Geçmişteki modeller eliyle saçlarını arkadan kavradığı için ya koltuk altını frikik olarak sunar ya da göğsünü hafiften kapatarak, büzük dudaklarıyla poz verirdi. Biz de gizliden gizliye görünene değil de, görünmeyene bakmaya çalışırdık. Bir kadını, top model yapan şey, onun vücududur fikrinden yola çıkarak, aslında erkeklerin modellerin üzerinde olana değil de, olmayana daha çok dikkat ettiklerini düşünürdük. O gece, eğlenen mankenlerin kıyafetlerinden taşan çıplaklığı gördükten sonra kafama şöyle bir soru takıldı. "Ülkemizde o kadar çok güzel kız varken, piyasada ve basında görmeye alıştığımız çoğu genç model bize neden Avrupalı meslektaşları gibi hoş görünmezler?"

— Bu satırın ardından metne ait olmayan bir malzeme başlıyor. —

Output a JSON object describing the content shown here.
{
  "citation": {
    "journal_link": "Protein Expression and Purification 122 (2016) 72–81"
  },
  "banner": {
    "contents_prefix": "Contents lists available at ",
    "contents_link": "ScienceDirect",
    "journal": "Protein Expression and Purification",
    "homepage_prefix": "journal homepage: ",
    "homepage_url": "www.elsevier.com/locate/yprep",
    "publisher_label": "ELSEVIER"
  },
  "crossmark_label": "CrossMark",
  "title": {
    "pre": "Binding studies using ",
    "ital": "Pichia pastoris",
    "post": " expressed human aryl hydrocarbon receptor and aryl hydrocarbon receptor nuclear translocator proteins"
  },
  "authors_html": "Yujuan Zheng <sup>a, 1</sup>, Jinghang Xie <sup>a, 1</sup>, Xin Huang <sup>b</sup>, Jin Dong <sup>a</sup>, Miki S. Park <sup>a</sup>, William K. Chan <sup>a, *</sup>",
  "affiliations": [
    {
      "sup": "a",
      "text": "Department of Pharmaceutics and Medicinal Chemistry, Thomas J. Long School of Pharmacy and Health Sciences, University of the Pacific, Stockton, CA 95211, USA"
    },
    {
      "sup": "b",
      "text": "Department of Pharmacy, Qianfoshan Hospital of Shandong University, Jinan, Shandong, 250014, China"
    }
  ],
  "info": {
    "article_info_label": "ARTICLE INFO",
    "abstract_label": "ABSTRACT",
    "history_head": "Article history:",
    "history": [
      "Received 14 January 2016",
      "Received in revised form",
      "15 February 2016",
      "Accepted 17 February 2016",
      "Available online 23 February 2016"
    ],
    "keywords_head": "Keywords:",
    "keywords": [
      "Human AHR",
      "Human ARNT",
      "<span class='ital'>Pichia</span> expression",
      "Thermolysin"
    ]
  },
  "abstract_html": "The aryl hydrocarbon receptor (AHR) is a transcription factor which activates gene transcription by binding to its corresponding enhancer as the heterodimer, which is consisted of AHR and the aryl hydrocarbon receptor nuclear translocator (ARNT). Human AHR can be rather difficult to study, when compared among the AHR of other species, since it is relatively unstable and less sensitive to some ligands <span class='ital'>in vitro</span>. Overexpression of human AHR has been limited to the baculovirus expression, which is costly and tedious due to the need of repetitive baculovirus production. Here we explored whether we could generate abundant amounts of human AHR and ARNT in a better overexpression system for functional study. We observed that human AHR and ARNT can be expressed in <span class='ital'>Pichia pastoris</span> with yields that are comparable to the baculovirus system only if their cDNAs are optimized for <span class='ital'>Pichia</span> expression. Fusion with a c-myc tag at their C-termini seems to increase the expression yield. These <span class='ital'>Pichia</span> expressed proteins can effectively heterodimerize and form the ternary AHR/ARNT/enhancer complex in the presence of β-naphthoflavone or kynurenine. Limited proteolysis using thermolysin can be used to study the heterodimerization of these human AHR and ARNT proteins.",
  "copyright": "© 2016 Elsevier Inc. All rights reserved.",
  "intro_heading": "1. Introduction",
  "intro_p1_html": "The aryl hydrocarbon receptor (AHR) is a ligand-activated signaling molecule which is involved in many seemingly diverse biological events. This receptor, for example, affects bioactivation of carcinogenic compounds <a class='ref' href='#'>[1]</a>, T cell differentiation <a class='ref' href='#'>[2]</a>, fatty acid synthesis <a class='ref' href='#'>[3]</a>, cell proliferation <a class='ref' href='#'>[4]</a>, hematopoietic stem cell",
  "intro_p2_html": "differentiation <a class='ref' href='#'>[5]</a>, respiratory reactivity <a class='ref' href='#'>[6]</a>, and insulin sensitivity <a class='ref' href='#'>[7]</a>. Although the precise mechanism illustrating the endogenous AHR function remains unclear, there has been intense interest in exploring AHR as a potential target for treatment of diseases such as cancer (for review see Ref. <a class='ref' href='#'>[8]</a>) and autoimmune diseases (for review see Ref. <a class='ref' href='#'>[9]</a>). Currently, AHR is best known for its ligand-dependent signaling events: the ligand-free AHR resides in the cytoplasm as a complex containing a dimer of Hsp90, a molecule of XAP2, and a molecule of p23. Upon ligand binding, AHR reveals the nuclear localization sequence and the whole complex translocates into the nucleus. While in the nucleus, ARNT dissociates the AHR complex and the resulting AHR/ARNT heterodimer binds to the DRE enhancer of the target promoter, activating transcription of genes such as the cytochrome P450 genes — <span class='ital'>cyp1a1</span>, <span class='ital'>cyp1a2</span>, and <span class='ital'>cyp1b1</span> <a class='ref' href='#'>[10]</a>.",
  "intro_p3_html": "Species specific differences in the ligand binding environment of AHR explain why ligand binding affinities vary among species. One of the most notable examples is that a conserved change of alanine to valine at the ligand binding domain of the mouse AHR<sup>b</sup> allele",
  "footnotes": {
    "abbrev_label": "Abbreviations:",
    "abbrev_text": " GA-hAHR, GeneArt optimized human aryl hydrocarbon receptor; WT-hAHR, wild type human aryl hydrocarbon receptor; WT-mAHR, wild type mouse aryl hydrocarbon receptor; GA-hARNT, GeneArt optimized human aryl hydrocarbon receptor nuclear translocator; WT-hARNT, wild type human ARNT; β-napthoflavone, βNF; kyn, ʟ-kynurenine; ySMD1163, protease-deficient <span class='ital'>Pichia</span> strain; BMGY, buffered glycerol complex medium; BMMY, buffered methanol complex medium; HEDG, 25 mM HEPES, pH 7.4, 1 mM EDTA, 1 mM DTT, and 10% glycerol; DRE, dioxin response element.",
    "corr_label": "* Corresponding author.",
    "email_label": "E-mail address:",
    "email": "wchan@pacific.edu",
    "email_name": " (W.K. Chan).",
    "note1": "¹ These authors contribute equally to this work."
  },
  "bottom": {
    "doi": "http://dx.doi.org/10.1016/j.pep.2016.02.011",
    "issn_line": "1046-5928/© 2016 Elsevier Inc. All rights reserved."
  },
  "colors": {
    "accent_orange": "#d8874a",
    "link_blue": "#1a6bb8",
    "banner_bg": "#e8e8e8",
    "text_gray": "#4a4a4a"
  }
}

Ve kendi kendime verdiğim yanıt gecikmedi. Kuşkusuz, bunun en önemli sebeplerinden biri bizim kızlarımızın kamera karşısında doğal yaşamlarındaki davranışları sergilememesiydi. Tabii bu durumu Deniz Akkaya ve Şenay Akay bozana, dahası, Türk kızlarının da fettan ya da zeki görünebileceklerini kanıtlayana kadar.

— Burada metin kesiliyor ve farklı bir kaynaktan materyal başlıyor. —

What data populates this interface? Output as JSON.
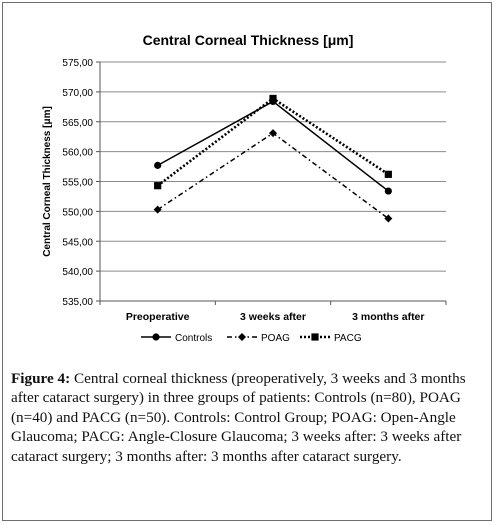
{
  "chart_data": {
    "type": "line",
    "title": "Central Corneal Thickness [μm]",
    "ylabel": "Central Corneal Thickness [μm]",
    "xlabel": "",
    "categories": [
      "Preoperative",
      "3 weeks after",
      "3 months after"
    ],
    "ylim": [
      535,
      575
    ],
    "yticks": [
      "535,00",
      "540,00",
      "545,00",
      "550,00",
      "555,00",
      "560,00",
      "565,00",
      "570,00",
      "575,00"
    ],
    "grid": true,
    "legend_position": "bottom",
    "series": [
      {
        "name": "Controls",
        "values": [
          557.7,
          568.4,
          553.4
        ],
        "line": "solid",
        "marker": "circle",
        "color": "#000000"
      },
      {
        "name": "POAG",
        "values": [
          550.3,
          563.1,
          548.8
        ],
        "line": "dash-dot",
        "marker": "diamond",
        "color": "#000000"
      },
      {
        "name": "PACG",
        "values": [
          554.3,
          568.9,
          556.2
        ],
        "line": "dotted",
        "marker": "square",
        "color": "#000000"
      }
    ]
  },
  "caption": {
    "label": "Figure 4:",
    "text": "Central corneal thickness (preoperatively, 3 weeks and 3 months after cataract surgery) in three groups of patients: Controls (n=80), POAG (n=40) and PACG (n=50). Controls: Control Group; POAG: Open-Angle Glaucoma; PACG: Angle-Closure Glaucoma; 3 weeks after: 3 weeks after cataract surgery; 3 months after: 3 months after cataract surgery."
  }
}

Bir toplantı sonrası burun buruna geldiğim ve adı "Milli Çapkın"a çıkan ünlü organizatör Süha Özgermi’ye düşüncelerimi açtım. Ne de olsa kendisi bu konuların üstadıydı.

"Haklısın" diyerek söze girdi ve bunun karşılaştırmasını en iyi 14 Nisan’da yapabileceğimi söyledi. Bu tarihte ne olacak diye sorarsanız. Dünyada ilk kez gerçekleşecek olan Miss Capital City Of The World, yani Dünya Başkentler Güzellik Yarışması Ankara’da yapılacak da.